Le moulin n’est qu’un exemple parmi d’autres : des réservoirs d’eaux ont été achetés pour l’école qui accueille les enfants des ouvriers de Panda, des panneaux solaires assurent une partie des besoins énergétiques des habitations. “Nous avons actuellement le projet d’acheter un lot de terres où les ouvriers  pourront construire leur logement”, précise Nancy Nyarmah, qui a momentanément abandonné la fraîcheur des entrepôts où sont emballées les roses pour participer à une réunion du JB. “Au début, cela n’a pas été facile pour certains membres de la direction d’ouvrir le dialogue avec les ouvriers” dans un secteur où ils n’ont souvent que le droit de se taire, reconnaît Joseph Kibuta, en charge des ressources humaines. “Il y a eu des résistances, mais nous nous sommes rapidement rendu compte que le concept d’équité était une force motrice. Nous avons compris l’intérêt d’éduquer les ouvriers, de leur apprendre à tenir un budget, à dépenser l’argent à bon escient”.

 

De bonnes

conditions de travail

Les ouvriers qui ont signé un contrat chez Panda ont tiré le gros lot. Contrairement à ce qui se fait ailleurs, l’entreprise fournit le matériel – tablier, gants, bottes, casquettes, masques – qui permet à chacun de travailler dans des conditions plus confortables et plus sûres. Sans parler du vélo que chaque employé a reçu pour Noël. Panda Flowers organise également des formations, donnant l’opportunité aux travailleurs de parfaire leur éducation, d’apprendre à conduire ou à se servir d’un ordinateur.

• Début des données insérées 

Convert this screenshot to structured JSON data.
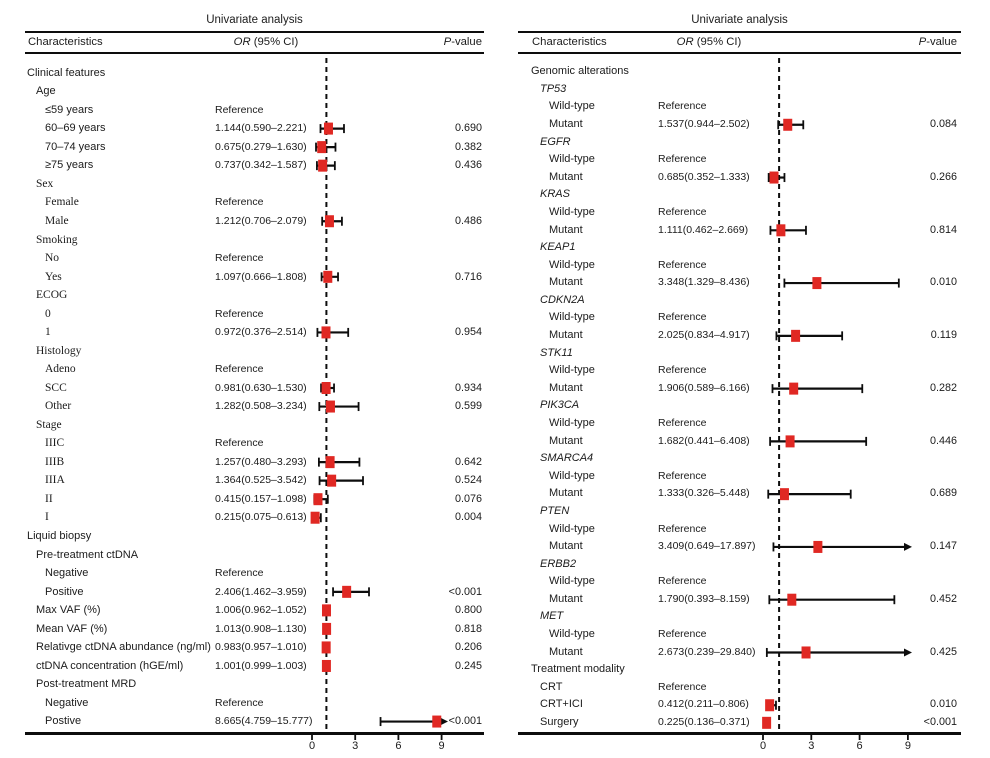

La sécurité de l’emploi est garantie, et la paie représente près du double de ce qu’ils auraient pu gagner ailleurs.

 

Et l’empreinte écologique?

Sur le plan environnemental, Panda tient aussi à faire figure d’exemple : contrairement à d’autres exploitations, l’entreprise ne puise pas l’eau du lac, mais utilise l’eau de pluie et celle tirée des puits qu’elle a creusés, pour irriguer ses serres. Reste l’empreinte écologique, profonde, que laissent les transports hebdomadaires de fleurs à bord d’avions qui dispersent leurs émissions de CO2 dans le ciel. Au-delà de la solution, radicale, mais qui serait catastrophique pour le pays sur le plan économique et social, qui consisterait à ne plus importer de fleurs, le problème paraît insoluble. “Vous devez savoir”, contre-attaque Richard Hechlé, “que le coût énergétique pour faire pousser les fleurs et chauffer des serres en Europe est plus élevés que celui du transport aérien des roses kenyanes”. Ce que confirme les études qui soulignent qu’une rose produite aux Pays-Bas émet 0,670 kg de CO2 pour 0,335 kg pour une fleur kenyane.

Olivier le Bussy,

à Naivasha (Kenya)

 

(1) Fairtrade Labelling Organisations International. Créée en 1997, FLO regroupe 17 organismes de certification équitable dont Max Havelaar, Fairtrade et Transfair.